Gary Streeter MP for South West Devon

Gary writes a weekly article which appears in the Plympton Plymstock and Ivybridge News in South West Devon. The articles are published here.


Thursday, 10 December 2009

This is not over. The news of 1700 job losses at Corus in Tyneside last week sent shock waves rippling through the British economy. Many small businesses are hanging on by their finger tips. Over one million Brits agreed to a pay freeze or cut in wages last year. Confidence remains low. The banks are still behaving badly, clawing back wherever they can. Public spending cuts – whoever wins the next election - are bound to take their toll on the economy, as the new government tries to attack the massive debt mountain.
For all of these reasons we cannot assume that we are set fair to recover even if the figures for the current quarter show that we are technically out of recession. There remain, sadly, a number of pent up problems in our financial system that could turn around and devour us. Some predict a double dip, others the gentle floating free from the rocks. In truth, nobody knows. There are as many scenarios as there are economists. We will just have to wait and see.
The banks must start lending again – not irresponsibly for that triggered the problem - but sensibly without wanting belt, braces body and soul in return.
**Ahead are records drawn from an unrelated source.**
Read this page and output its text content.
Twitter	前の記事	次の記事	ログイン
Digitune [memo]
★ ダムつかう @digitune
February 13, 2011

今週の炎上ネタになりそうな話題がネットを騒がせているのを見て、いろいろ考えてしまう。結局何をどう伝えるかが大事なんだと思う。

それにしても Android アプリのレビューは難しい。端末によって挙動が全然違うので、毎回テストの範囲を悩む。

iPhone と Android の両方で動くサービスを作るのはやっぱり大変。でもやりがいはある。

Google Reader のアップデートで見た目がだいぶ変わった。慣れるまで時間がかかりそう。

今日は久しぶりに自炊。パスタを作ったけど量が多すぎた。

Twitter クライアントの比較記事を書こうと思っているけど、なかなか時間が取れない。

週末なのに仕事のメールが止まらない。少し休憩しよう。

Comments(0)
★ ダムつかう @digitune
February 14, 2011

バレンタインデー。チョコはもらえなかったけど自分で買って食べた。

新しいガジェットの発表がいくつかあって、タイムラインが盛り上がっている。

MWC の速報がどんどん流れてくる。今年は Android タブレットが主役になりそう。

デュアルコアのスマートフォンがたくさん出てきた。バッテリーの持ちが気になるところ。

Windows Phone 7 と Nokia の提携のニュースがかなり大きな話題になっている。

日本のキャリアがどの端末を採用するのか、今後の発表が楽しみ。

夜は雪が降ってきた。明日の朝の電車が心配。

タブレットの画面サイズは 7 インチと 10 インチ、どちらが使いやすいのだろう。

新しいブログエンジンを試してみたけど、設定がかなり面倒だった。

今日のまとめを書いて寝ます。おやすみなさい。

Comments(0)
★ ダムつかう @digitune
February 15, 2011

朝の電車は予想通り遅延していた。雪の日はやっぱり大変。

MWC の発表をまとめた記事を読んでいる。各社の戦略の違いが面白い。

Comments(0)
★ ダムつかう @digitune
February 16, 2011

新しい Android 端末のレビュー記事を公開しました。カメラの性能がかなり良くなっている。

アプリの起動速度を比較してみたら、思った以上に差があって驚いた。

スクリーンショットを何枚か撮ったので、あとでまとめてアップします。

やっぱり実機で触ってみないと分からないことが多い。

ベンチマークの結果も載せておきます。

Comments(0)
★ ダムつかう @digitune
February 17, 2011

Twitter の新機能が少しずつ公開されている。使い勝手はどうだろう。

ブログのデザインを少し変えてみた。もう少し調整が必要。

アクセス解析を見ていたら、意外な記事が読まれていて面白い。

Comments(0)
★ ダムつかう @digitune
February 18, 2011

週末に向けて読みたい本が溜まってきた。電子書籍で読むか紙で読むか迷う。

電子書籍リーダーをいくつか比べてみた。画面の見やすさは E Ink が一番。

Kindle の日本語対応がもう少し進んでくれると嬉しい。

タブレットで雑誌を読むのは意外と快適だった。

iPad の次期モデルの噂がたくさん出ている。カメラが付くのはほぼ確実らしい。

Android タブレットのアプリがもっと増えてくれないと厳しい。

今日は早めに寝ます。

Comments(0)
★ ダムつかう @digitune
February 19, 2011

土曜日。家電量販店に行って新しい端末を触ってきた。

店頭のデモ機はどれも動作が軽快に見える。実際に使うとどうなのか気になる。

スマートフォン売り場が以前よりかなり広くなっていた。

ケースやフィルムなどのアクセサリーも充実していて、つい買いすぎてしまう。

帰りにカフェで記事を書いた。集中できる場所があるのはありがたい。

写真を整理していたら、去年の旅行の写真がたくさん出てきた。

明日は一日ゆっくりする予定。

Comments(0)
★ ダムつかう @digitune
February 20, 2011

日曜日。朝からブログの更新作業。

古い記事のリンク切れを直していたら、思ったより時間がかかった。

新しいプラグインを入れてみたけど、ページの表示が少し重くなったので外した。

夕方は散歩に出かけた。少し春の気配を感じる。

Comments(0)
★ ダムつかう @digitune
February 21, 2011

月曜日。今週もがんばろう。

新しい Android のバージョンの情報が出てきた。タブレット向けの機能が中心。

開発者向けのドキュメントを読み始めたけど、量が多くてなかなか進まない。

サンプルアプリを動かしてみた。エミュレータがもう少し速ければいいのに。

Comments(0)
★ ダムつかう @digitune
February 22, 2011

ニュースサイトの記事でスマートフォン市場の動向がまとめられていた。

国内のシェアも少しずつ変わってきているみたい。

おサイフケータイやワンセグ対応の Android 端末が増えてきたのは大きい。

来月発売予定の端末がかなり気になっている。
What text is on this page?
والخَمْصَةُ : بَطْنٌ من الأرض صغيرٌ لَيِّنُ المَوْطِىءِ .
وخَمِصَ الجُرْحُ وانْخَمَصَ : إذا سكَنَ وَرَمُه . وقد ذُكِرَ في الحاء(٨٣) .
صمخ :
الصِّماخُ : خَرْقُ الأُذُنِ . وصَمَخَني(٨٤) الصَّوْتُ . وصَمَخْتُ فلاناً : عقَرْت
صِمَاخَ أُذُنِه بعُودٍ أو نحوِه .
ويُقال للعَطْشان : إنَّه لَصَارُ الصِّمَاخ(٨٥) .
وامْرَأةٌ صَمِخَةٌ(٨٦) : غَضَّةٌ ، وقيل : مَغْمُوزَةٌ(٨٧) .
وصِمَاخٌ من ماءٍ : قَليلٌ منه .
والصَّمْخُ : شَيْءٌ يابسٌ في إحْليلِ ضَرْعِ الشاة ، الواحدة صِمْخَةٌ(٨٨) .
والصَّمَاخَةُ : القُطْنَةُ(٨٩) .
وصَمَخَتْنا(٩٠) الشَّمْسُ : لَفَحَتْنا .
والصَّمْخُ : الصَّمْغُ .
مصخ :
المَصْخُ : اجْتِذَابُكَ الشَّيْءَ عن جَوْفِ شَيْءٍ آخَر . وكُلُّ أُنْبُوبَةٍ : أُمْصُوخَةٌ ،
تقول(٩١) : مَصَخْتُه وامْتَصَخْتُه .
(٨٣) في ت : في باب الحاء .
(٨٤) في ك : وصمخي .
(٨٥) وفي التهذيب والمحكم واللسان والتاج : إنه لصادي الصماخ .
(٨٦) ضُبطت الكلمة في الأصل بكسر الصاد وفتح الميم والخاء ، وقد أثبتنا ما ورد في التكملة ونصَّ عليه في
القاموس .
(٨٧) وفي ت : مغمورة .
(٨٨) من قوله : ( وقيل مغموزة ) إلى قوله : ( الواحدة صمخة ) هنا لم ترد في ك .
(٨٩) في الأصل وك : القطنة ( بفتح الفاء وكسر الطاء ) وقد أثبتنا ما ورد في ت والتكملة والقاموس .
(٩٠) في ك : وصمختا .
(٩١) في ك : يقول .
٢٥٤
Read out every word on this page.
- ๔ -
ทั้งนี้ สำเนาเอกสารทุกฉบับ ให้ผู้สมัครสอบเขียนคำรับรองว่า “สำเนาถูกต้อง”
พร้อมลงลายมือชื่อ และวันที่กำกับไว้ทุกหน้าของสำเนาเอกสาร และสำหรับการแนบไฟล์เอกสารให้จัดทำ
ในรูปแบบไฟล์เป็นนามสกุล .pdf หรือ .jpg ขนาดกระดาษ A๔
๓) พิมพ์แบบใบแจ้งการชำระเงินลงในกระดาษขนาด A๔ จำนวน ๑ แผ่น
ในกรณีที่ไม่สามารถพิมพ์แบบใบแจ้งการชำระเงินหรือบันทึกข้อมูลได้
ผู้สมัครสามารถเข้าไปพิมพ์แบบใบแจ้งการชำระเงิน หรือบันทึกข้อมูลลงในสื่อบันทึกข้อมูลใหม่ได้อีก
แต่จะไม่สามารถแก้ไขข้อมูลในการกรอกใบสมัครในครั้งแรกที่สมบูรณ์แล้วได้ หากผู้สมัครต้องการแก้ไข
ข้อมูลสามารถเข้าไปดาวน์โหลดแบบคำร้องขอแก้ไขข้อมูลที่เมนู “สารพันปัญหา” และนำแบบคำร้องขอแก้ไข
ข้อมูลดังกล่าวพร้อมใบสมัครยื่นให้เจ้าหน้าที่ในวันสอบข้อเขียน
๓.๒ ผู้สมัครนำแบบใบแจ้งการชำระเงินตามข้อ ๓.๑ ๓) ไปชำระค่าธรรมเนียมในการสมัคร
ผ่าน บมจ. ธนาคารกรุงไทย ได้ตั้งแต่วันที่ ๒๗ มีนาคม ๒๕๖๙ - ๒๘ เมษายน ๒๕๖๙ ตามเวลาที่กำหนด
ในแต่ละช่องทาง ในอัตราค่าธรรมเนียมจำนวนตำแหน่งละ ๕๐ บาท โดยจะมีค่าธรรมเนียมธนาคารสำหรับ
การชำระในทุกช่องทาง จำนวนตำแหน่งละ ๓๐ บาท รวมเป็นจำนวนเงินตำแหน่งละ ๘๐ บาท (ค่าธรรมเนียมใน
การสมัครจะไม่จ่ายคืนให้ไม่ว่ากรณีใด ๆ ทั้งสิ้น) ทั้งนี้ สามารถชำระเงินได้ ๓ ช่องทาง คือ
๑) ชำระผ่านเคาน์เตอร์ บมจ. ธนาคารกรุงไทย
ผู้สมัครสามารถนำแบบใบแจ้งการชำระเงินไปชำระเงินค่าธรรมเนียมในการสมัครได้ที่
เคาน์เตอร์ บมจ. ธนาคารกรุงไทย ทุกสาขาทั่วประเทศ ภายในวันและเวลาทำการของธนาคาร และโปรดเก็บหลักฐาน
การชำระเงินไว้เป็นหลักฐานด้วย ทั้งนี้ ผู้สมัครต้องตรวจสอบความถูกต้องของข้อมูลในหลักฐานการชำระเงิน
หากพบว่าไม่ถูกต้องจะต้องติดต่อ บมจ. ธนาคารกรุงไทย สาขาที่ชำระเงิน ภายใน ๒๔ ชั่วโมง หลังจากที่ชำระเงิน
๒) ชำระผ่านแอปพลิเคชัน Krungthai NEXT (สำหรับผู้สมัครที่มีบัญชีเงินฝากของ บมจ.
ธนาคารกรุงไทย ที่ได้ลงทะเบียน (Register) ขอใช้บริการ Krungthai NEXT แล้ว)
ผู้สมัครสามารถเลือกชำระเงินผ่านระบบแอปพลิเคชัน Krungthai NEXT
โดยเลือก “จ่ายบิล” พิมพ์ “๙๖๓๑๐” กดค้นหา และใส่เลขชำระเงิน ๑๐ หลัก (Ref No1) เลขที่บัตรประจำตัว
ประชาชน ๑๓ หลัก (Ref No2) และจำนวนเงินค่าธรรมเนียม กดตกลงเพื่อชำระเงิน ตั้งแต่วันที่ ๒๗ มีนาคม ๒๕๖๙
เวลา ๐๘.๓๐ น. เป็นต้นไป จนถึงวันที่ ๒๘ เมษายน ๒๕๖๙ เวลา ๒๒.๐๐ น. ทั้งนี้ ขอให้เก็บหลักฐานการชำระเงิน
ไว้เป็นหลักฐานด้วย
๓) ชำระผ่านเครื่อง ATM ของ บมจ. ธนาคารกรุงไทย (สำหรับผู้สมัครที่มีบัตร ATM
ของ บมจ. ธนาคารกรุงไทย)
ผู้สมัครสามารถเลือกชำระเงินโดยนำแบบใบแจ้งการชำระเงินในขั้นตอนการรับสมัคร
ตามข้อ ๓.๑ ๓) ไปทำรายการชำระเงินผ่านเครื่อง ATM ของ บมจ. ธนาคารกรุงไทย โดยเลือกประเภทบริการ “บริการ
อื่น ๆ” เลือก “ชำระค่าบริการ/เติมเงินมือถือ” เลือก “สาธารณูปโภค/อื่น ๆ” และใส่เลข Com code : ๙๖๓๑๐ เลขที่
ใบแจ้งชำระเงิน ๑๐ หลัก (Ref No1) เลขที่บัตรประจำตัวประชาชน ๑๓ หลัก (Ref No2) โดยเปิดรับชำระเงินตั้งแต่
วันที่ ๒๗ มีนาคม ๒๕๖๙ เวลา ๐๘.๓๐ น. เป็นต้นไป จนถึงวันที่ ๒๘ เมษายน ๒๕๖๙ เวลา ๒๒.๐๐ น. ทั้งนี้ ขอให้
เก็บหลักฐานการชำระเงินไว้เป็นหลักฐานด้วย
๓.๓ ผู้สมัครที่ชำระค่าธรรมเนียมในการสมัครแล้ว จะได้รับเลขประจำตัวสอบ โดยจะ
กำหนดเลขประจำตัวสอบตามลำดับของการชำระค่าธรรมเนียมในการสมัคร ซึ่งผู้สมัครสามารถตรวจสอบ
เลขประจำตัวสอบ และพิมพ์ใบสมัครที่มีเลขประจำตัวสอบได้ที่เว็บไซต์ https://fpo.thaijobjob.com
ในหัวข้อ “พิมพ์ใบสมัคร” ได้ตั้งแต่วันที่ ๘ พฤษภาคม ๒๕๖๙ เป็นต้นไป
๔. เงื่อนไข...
The government have poured in billions on our behalf to rescue them and the Bank of England have printed £200 billion and handed it over to banks to help them lend again. It is not working. I understand the strong feeling towards bankers and their excessive bonuses, but it would help us more if we could solve the lending logjam rather than take our revenge.
There is positive news. There has been so much capacity stripped out of some industries that they are starting to recruit again to cope with demand. The car scrappage scheme has been a success – such that there is now a waiting list for new cars and the price of second hand cars has risen. Value for Money businesses have enjoyed great success. Those on tracker mortgages still in work have found that disposable income has gone up not down, although this will not last forever.
But if ever there was an age of insecurity, surely this is it. Banking system shaken, Parliament shaken, climate change fears reverberating in the background.
As we approach Christmas 2009 perhaps has there ever been a better time to seek our hope, not in politicians or experts or material things but in more timeless truths.